One day, while lying in this state, a traveling carriage drew up before the door, and a young, fair girl, clad in deep mourning, alighted and entered. Elizabeth, who was watching beside her, stooped down and whispered very low:
"The betrothed bride of your son."
The young girl approached the bed, and, taking the hand of the sufferer, exclaimed: "Mother, mother, you are not alone in your sorrow! I have come to live or die by you, as my strength may serve!"
The widow opened her arms and received her in an embrace. They wept. The first blessed tears that had relieved the burdened heart of either were shed together.
Alice never left her.

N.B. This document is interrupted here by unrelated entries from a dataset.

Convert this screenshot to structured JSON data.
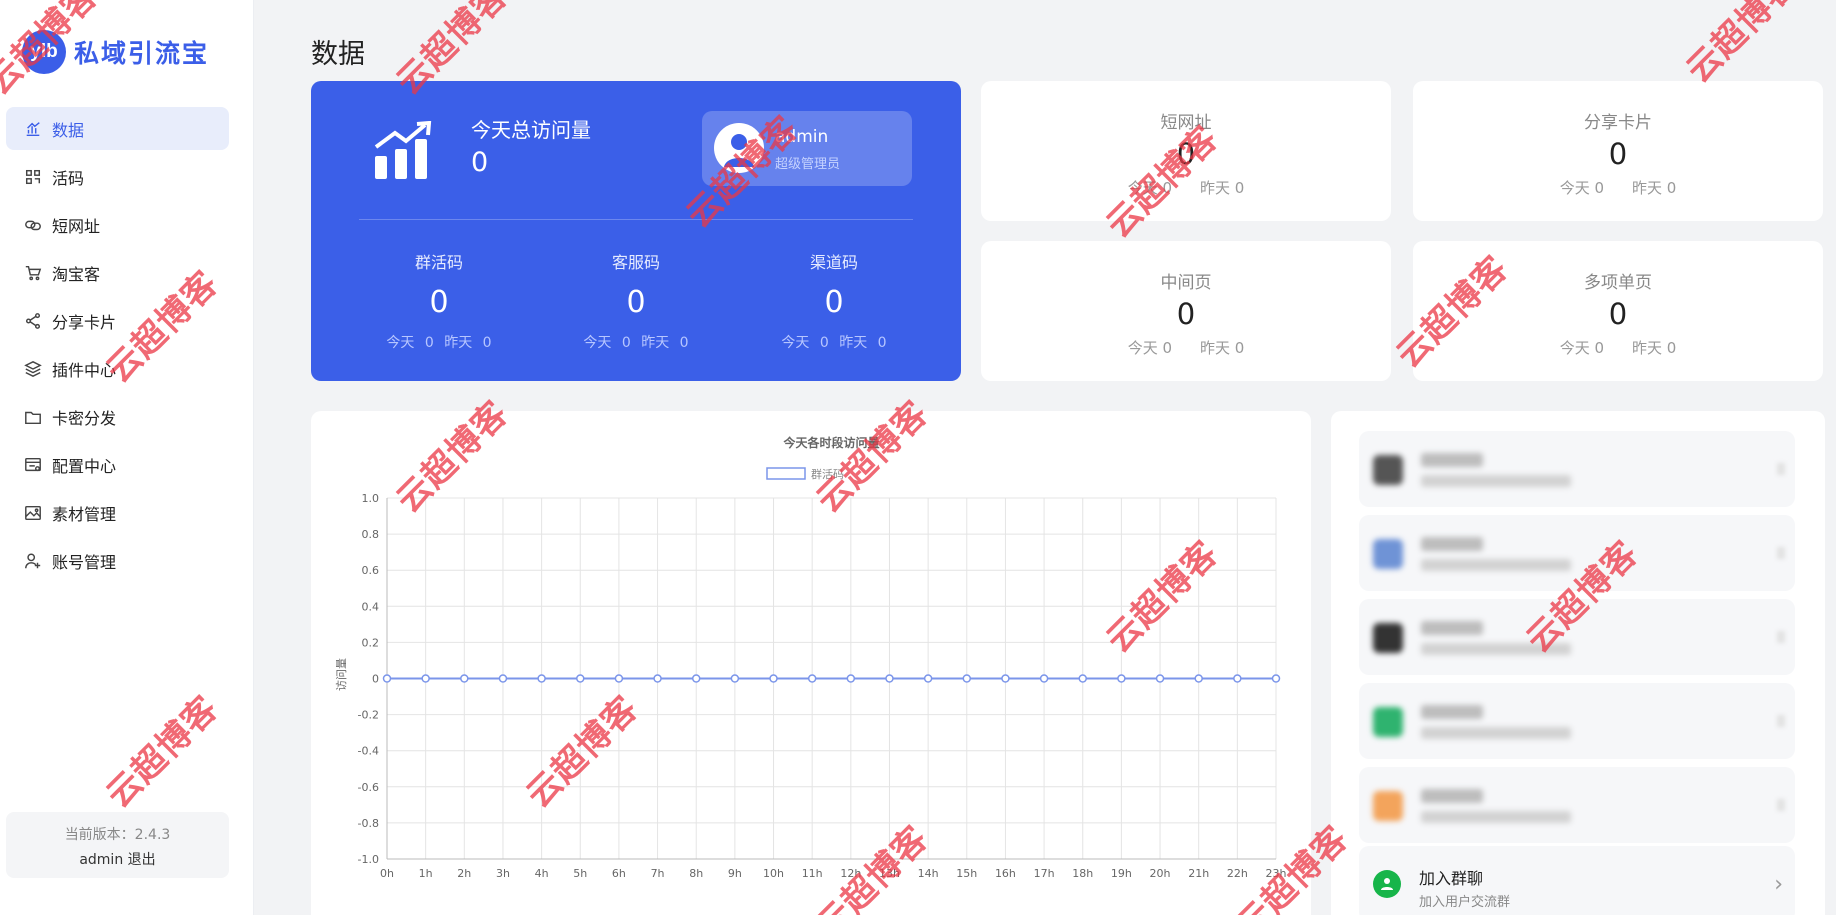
{
  "app": {
    "logo_badge": "ylb",
    "logo_text": "私域引流宝"
  },
  "sidebar": {
    "items": [
      {
        "label": "数据",
        "icon": "bar-chart-icon",
        "active": true
      },
      {
        "label": "活码",
        "icon": "grid-icon"
      },
      {
        "label": "短网址",
        "icon": "link-icon"
      },
      {
        "label": "淘宝客",
        "icon": "cart-icon"
      },
      {
        "label": "分享卡片",
        "icon": "share-icon"
      },
      {
        "label": "插件中心",
        "icon": "layers-icon"
      },
      {
        "label": "卡密分发",
        "icon": "folder-icon"
      },
      {
        "label": "配置中心",
        "icon": "config-icon"
      },
      {
        "label": "素材管理",
        "icon": "image-icon"
      },
      {
        "label": "账号管理",
        "icon": "user-add-icon"
      }
    ],
    "version": "当前版本：2.4.3",
    "user_logout": "admin 退出"
  },
  "page": {
    "title": "数据"
  },
  "hero": {
    "label": "今天总访问量",
    "value": "0",
    "admin_name": "admin",
    "admin_role": "超级管理员",
    "stats": [
      {
        "label": "群活码",
        "value": "0",
        "sub": "今天 0  昨天 0"
      },
      {
        "label": "客服码",
        "value": "0",
        "sub": "今天 0  昨天 0"
      },
      {
        "label": "渠道码",
        "value": "0",
        "sub": "今天 0  昨天 0"
      }
    ],
    "color": "#3b5fe8"
  },
  "cards": [
    {
      "label": "短网址",
      "value": "0",
      "today": "今天 0",
      "yesterday": "昨天 0"
    },
    {
      "label": "分享卡片",
      "value": "0",
      "today": "今天 0",
      "yesterday": "昨天 0"
    },
    {
      "label": "中间页",
      "value": "0",
      "today": "今天 0",
      "yesterday": "昨天 0"
    },
    {
      "label": "多项单页",
      "value": "0",
      "today": "今天 0",
      "yesterday": "昨天 0"
    }
  ],
  "chart_data": {
    "type": "line",
    "title": "今天各时段访问量",
    "ylabel": "访问量",
    "xlabel": "",
    "categories": [
      "0h",
      "1h",
      "2h",
      "3h",
      "4h",
      "5h",
      "6h",
      "7h",
      "8h",
      "9h",
      "10h",
      "11h",
      "12h",
      "13h",
      "14h",
      "15h",
      "16h",
      "17h",
      "18h",
      "19h",
      "20h",
      "21h",
      "22h",
      "23h"
    ],
    "series": [
      {
        "name": "群活码",
        "values": [
          0,
          0,
          0,
          0,
          0,
          0,
          0,
          0,
          0,
          0,
          0,
          0,
          0,
          0,
          0,
          0,
          0,
          0,
          0,
          0,
          0,
          0,
          0,
          0
        ]
      }
    ],
    "ylim": [
      -1.0,
      1.0
    ],
    "yticks": [
      1.0,
      0.8,
      0.6,
      0.4,
      0.2,
      0,
      -0.2,
      -0.4,
      -0.6,
      -0.8,
      -1.0
    ],
    "grid": true,
    "legend": "top-center",
    "line_color": "#7b95ea"
  },
  "side": {
    "blurred_icon_colors": [
      "#555555",
      "#6f93d6",
      "#333333",
      "#2fb36f",
      "#f3a45c"
    ],
    "join_title": "加入群聊",
    "join_sub": "加入用户交流群",
    "join_arrow": "›"
  },
  "watermark": "云超博客"
}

When the widow was sufficiently recovered, they went to England. The best years of the life of Alice were spent in soothing the declining days of William Dulan's mother. The face of Alice was the last object her eyes rested on in life; and the hands of Alice closed them in death.
Alice never married, but spent the remainder of her life in ministering to the suffering poor around her.
I neglected to mention that, during the illness of Mrs. Dulan, the body of her son was found, and interred in this spot, by the request of his mother.
"What becomes of the moral?" you will say.
I have told you a true story. Had I created these beings from imagination, I should also have judged them—punished the bad and rewarded the good. But these people actually lived, moved, and had their being in the real world, and have now gone to render in their account to their Divine Creator and Judge. The case of Good versus Evil, comes on in another world, at another tribunal, and, no doubt, will be equitably adjudged.